As a small child, looking out of the car window at night, I noticed the moon would not stop following me. This was a perplexing issue that my Dad could not explain. Later, he took me to a “star party” where I saw the moon through a telescope. “Wow!” I had no idea the moon’s surface was so rich in detail. As a ten year old I went on my first camping trip. Stepping outside of the tent at night, all by myself, I looked up to find a tremendous number of stars filling the entire sky. I feel like my heart skipped a beat at this “jaw dropping moment”. I had no idea so many stars were out there.

How did you end up working in the field?

As an undergraduate student at the University of Toronto I participated in an internship program in the summer at the (now retired) David Dunlap Observatory. My work was quite tedious, but it was exciting to be working at a real live observatory. While in graduate school exoplanets were first reported to orbit sun-like stars. I was looking for a PhD research project when my advisor suggested atmospheres of the planets we now call hot Jupiters. I jumped on the chance to work on exoplanets, and the rest is history.

Who inspired you?
No one in particular inspired me, but no one “uninspired” me. I never heard I couldn’t do science. The only reason I was given for not pursuing a science career was that I could choose a more lucrative career and be able to support a future family more easily. Looking back more recently, however, I would say both the well known physicist and chemist Marie Curie and the less well known astronomer Helen Sawyer Hogg were both widowed single mothers and in that way exceptionally inspiring for me during a low point for me in a similar phase. If they could do it, I could do it.

What is a Professor?

A professor is a teacher at the college level. I teach undergraduates and graduate students a variety of subjects, including planetary science, Earth atmospheric science, data analysis, and more. My duties also include mentoring undergraduate and graduate students as they learn how to research, as well as helping to run the university through participation on various committees. At a major research university, my professor job enables me to do research on my own and with students and other team members.

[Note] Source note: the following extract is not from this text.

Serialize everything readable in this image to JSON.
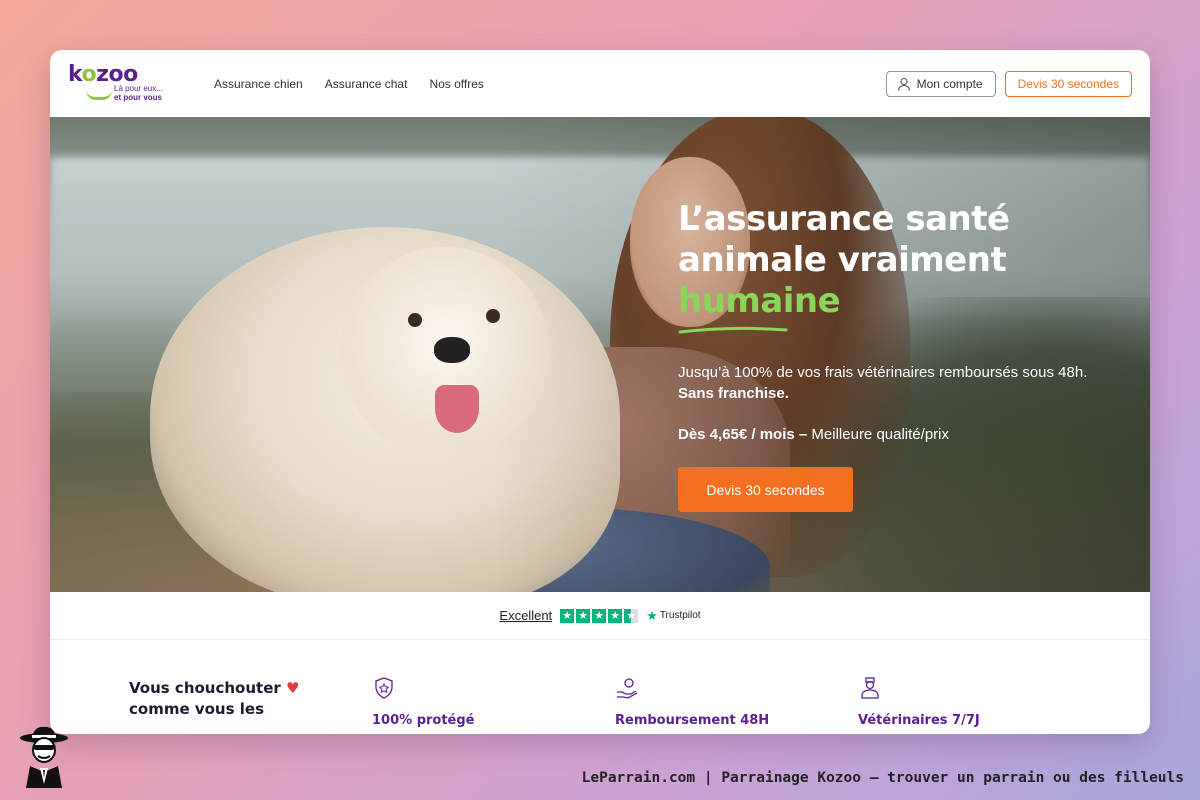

What community issues are important to you and why?

Equality is important to me and I don’t yet see this in the professional astronomy world at the highest professional levels of academia, government, and industry. In terms of the “pipeline” of students in my particular field of exoplanets has a large number of women at the graduate student, postdoctoral fellow, and junior faculty level and I aim to see all who want to populate the senior professional level.

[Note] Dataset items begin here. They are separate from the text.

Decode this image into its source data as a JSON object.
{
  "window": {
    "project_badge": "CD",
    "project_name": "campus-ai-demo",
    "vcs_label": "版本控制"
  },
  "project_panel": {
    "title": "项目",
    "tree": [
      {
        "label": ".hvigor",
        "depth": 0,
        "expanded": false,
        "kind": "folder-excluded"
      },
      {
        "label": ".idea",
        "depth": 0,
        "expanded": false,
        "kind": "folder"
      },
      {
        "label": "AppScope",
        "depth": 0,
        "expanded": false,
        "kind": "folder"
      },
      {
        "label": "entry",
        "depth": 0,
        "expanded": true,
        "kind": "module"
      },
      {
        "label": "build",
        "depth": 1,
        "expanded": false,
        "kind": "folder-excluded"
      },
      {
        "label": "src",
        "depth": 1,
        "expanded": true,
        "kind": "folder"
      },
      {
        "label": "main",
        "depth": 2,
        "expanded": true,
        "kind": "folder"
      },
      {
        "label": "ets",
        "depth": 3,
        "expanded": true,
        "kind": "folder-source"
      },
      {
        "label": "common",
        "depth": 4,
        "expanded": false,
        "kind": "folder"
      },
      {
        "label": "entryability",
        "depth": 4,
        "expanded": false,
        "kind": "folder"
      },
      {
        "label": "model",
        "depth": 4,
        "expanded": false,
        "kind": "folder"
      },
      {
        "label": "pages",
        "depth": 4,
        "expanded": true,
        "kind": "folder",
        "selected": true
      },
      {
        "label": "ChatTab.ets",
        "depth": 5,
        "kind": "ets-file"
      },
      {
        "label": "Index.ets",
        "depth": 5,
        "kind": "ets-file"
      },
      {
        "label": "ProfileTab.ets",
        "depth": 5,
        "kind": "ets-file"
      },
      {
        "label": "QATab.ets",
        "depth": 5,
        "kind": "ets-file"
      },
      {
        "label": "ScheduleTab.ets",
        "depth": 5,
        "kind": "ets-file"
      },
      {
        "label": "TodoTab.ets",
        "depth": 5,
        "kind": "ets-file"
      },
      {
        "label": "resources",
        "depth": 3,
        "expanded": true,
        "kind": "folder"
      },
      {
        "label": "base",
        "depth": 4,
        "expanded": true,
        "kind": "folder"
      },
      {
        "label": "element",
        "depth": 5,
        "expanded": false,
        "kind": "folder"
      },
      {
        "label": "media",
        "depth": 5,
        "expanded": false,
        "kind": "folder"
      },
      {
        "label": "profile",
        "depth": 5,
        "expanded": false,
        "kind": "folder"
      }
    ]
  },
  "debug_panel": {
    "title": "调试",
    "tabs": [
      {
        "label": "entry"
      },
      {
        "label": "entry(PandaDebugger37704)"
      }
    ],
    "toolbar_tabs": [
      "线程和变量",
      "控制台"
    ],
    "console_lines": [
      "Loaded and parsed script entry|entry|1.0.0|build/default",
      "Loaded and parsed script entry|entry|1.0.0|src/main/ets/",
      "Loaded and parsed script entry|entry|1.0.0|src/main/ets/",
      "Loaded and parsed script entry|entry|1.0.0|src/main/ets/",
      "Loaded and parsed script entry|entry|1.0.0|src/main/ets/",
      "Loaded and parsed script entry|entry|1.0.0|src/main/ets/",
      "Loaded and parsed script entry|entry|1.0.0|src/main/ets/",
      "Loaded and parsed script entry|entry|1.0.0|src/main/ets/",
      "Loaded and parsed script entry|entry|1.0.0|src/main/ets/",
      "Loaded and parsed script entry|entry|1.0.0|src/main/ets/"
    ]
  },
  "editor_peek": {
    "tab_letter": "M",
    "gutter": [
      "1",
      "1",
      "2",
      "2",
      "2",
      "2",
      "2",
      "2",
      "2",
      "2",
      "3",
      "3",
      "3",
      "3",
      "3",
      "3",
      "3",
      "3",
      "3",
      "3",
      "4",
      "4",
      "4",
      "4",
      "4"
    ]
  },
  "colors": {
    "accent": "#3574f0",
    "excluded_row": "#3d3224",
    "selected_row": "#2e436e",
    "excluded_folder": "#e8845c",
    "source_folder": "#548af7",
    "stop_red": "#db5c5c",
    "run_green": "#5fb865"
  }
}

Tell us about a favorite moment so far in your career.

As a graduate student working with one of my first computer programs, I was astonished and thrilled when my program actually worked and output a reflected light spectrum of a hot Jupiter exoplanet. I knew the code had worked, because the planet spectrum should contain reflected features of the stellar spectrum at visible wavelengths. I still remember the moment of happiness, excitement and accomplishment, a feeling I can still recall nearly 20 years later.

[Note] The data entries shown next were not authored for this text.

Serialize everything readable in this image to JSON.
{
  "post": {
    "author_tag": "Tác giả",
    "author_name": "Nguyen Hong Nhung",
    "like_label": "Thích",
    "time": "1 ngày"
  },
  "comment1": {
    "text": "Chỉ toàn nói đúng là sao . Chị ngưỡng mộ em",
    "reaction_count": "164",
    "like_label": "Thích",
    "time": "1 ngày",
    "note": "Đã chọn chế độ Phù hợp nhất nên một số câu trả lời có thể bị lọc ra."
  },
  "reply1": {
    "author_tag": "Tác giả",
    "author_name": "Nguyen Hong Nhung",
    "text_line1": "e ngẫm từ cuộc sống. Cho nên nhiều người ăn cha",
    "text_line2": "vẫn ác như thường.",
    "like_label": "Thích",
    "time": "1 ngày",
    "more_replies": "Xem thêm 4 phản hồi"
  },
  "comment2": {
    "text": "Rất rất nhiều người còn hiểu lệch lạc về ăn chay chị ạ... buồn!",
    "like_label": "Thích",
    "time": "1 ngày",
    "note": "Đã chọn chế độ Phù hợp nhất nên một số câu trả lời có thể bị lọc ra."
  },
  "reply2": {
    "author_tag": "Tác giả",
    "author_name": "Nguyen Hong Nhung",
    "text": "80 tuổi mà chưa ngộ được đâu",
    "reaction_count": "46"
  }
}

What advice would you give to someone who wants to take the same career path as you?


Find something you love doing and that you are good at. Learn how to computer program and become proficient at it. Surround yourself with mentors, peers, and mentees who have a positive attitude. Don’t be afraid to learn new skills at any time in your high school, college, graduate school, or professional career.

What do you do for fun?

Spend time with my husband and children, and dog, including playing tennis and watching TV (Futurama reruns have been a recent favorite). In the summer I visit my summer cottage in Canada, on Georgian Bay on Lake Huron, one of the Great Lakes. We go to the beach and do all kinds of water sports, including paddle boarding and diving for golf balls.

What are your goals as a part of the CSWA?

Continue to raise awareness on implicit bias and explicit harassment and how to overcome them. Support the community in standing up against senior male faculty harassers.